California is an attractive market for behind-the-meter energystorage-- closet-sized lithium-ion batteries, quietly charging and discharging power to help commercial and industrial customers shave peak consumption and reduce demand charges. Someday, those batteries will be able to earn extra money by responding to grid commands -- and for Green Charge Networks, that day has arrived.
Last week, the Santa Clara, Calif.-based startup announced it has 61 sites across California, adding up to 13.3 megawatt-hours of energy storage capacity, ready to share their capabilities with the grid. That’s a figure that puts Green Charge in contention with competitors like Tesla and partner SolarCity, Stem, Coda Energy and Sunverge in terms of total megawatts deployed in the state.
The vast majority of that 13.3 megawatts isn’t participating in grid markets today, because no such markets really exist. But where there’s opportunity, Green Charge is getting into the action -- first through customer Mountain View-Los Altos High School District, which will soon start bidding its 1.1-megawatt-hour Green Charge system into Pacific Gas & Electric’s Supply Side Pilot (SSP).
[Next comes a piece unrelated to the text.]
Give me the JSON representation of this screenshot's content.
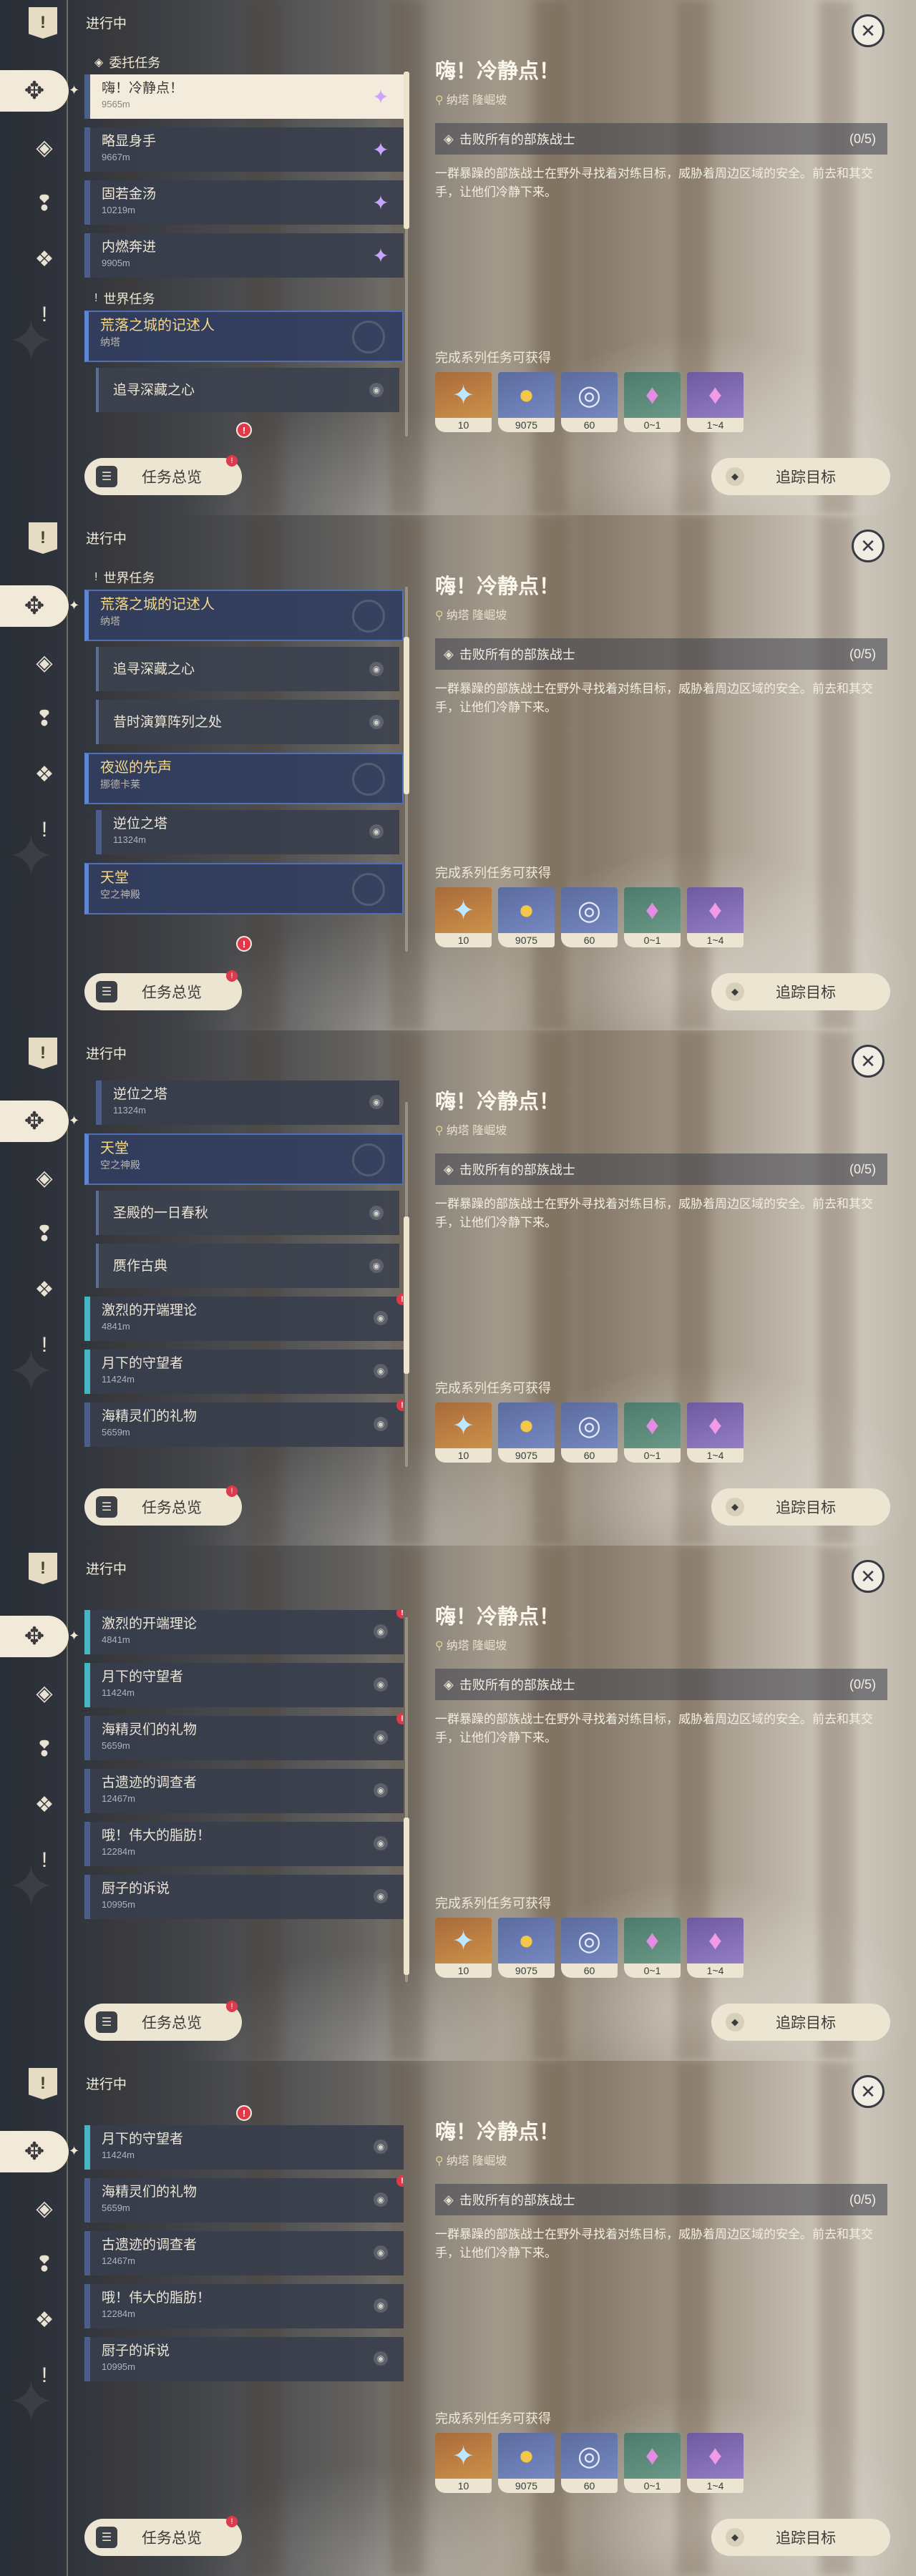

SSP is the second round of an ongoing transformation of the state’s demand-response programs to allow aggregated distributed energy resources (DERs) to compete against big power plants and large-scale demand-response portfolios. Green Charge rival Stem was the first company to publicly announce that it’s aggregating batteries for these grid energy markets last year, which makes Green Charge the second.
“The rest of the contracted megawatt-hours are to begin in 2016,” Green Charge CEO Vic Shao told GTM in a Friday interview. “For all the systems we’ve installed or are installing, there’s extra battery capacity that can be utilized for the good of the grid operator. Through this extra arrangement, we’re monetizing that value.”
Green Charge projects that it will be able to achieve $150,000 to $250,000 in extra revenue from the range of grid opportunities from the systems it’s aggregating over their 10-year contract life. That figure is based on modeling potential long-term revenues from an SSP-type grid services contract, along with “a couple of other data points” the company is looking at, he said.
“A lot of these programs are going to be fully matured, not today, but the next year and the year after that -- and our arrangements will evolve as time goes on,” he said.
Shao declined to elaborate on how Green Charge intended to get the rest of its batteries into grid service. But it’s likely the startup will be targeting some key opportunities emerging as California upgrades its utility and grid regulations to bring DERs into play.
The first -- the Demand Response Auction Mechanism (DRAM) -- is already underway. This summer, the California Public Utilities Commission approved this new way for California’s big three investor-owned utilities to seek out the demand-side resources they need to meet their resource-adequacy requirements for times of peak power demand.
Instead of bilateral contracts, the DRAM will open the bidding to multiple participants -- including aggregated distributed resources. Utilities PG&E, San Diego Gas & Electric and Southern California Edison issued their DRAM requests for offers in late September, and expect to announce winners in late November.
We’re sure to see some battery-assisted projects join traditional demand-response resources to compete for a piece of these DRAM contracts, with likely contenders including Tesla and partners like EnerNOC. Shao wouldn’t say whether or not Green Charge intended to bid any part of its 13.3 megawatts into this process, but he did say that it’s one of the opportunities being considered.
Behind-the-meter batteries could also find money-making opportunities through the California Independent System Operator, the state’s grid operator. This summer, CAISO approved plans to open its energy and ancillary services markets to distributed energy resources providers (DERPs) -- companies that can aggregate at least 500 kilowatts of grid-responsive assets to receive and respond to its dispatch commands. That program could be underway as early as next year.
Then, there’s the option of batteries standing in for utility investments into the distribution grid and large-scale capacity needs. Last year, Southern California Edison contracted for more than 200 megawatts of energy storage as part of its local capacity resource procurement for western Los Angeles and Orange counties. Those contracts included distributed storage from Stem, Advanced Microgrid Solutions and Tesla, and Ice Energy and NRG Energy.
Shao wouldn’t provide any specifics about how Green Charge might be working on prospects on these fronts, but he did say that “we are working with all three utilities on fleshing out these scenarios. When you’re talking about 13.3 megawatt-hours of projects, across three systems -- there’s meaningful enough impact to serve the needs of the grid when utilities need it.”
The CPUC’s distribution resource plan and integrated demand-side resource proceedings are where regulators, utilities and DER providers will hash out how to value distributed energy as an alternative to grid investment. Already, California’s big three investor-owned utilities have created circuit-level DER interconnection maps that are “helping us make that determination as well,” he said.
The biggest wild card opportunity is in backing up solar PV with batteries. On this front, Green Charge Networks is working with SunEdison on projects in California, joining other contenders like Stem and SunPower, Tesla and SolarCity, and many others.